Misuse of Health Information
Legislative activity reflects the increasing concern over the use and misuse of health information. Bill S-201, as adopted by the Canadian Senate on April 14th, is expected to provide a measure of much-needed protection against discrimination on the basis of genetic characteristics. In addition to amending the Canadian Labour Code, the Canadian Human Rights Act, the Privacy Act, and the Personal Information Protection and Electronic Documents Act (“PIPEDA”) to protect against genetic discrimination, the bill introduces a Genetic Non-Discrimination Act, which makes it an offence for a service provider to collect or use the results of a genetic test of an individual without that individual’s written consent.
However, even in countries where genetic discrimination protections are already enshrined in law, insurance firms continue to intensify investment in IoT analytics. For instance, as regards health-related services, between 2014 and 2015, there has been an acceleration in the use of data from health and fitness monitors by insurance companies with the percentage of firms having launched or piloted health and fitness IoT-connected insurance initiatives rising from 10% in 2014 to 39% by 2015.
Businesses engaged in either the collection or use of such information should be aware that the results of the sweep will, in the medium term, likely be incorporated in new OPC guidance that will identify standards for privacy protection in products and services as well as new “no-go” zones for data collection. The OPC has identified several horizontal, cross-cutting strategic concerns which it has stated it will apply to IoT devices and services:
- Exploring innovative and technological ways of protecting privacy;
- Strengthening accountability and promoting good privacy governance;
- Protecting Canadians’ privacy in a borderless world;
- Enhancing the OPC’s public education role; and
- Enhancing privacy protection for vulnerable groups.
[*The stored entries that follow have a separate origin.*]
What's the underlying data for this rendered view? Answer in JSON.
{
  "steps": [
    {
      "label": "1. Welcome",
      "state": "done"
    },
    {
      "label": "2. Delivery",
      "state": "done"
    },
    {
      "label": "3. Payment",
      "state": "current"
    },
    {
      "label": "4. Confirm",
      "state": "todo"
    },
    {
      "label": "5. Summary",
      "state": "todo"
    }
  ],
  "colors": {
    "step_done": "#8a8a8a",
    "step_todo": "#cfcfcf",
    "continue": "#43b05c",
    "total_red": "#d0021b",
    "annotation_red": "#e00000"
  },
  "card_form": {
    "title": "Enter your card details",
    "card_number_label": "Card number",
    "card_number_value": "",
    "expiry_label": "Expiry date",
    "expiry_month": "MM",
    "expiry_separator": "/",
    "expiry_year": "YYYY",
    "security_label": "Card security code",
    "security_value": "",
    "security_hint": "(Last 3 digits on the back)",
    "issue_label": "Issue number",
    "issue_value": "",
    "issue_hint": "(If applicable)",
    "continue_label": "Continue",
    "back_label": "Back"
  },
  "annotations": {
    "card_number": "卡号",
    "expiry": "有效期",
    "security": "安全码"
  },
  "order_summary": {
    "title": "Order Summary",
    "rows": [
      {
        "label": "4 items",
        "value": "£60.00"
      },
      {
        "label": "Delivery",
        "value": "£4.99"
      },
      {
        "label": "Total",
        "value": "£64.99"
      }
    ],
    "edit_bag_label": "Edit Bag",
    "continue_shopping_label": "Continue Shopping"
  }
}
As regulators continue to fine-tune their approach through information gathered in exercises like the 2016 sweep, businesses that gather, trade-in, or use health data should be monitoring both changes in the regulatory landscape as well as the wider technological environment. For instance, today’s means of de-identifying health data by scrubbing personally identifying information or pseudo-anonymizing individual users through the use of standard cryptographic methods like a hash may not be enough to protect the sensitive data that is at the heart of the OPC’s interest in the “body as information”.
Businesses cannot think of the information that they gather and warehouse as having a ‘static’ risk profile. Over time, as use cases for health data and the analytical tools available to businesses become increasingly mature, we expect to see a commensurate growth in the capability of third parties (or poorly governed business units) to ‘link’ today’s privacy compliant data with offline and online datasets to recreate an identifiable profile of a de-identified or pseudo-anonymous person.
In the more mature retail environment, the Massachusetts Institute of Technology was recently able to use de-identified credit card purchase information from a 1.1 million person dataset to match 90% of the cases to specific publicly available information on social media sites such as LinkedIn, Facebook, Twitter, and Foursquare.
Similarly, businesses should continue to appraise on an ongoing basis both the validity of end-user consents and the capability of users to access and correct health data as new use cases for the data are piloted.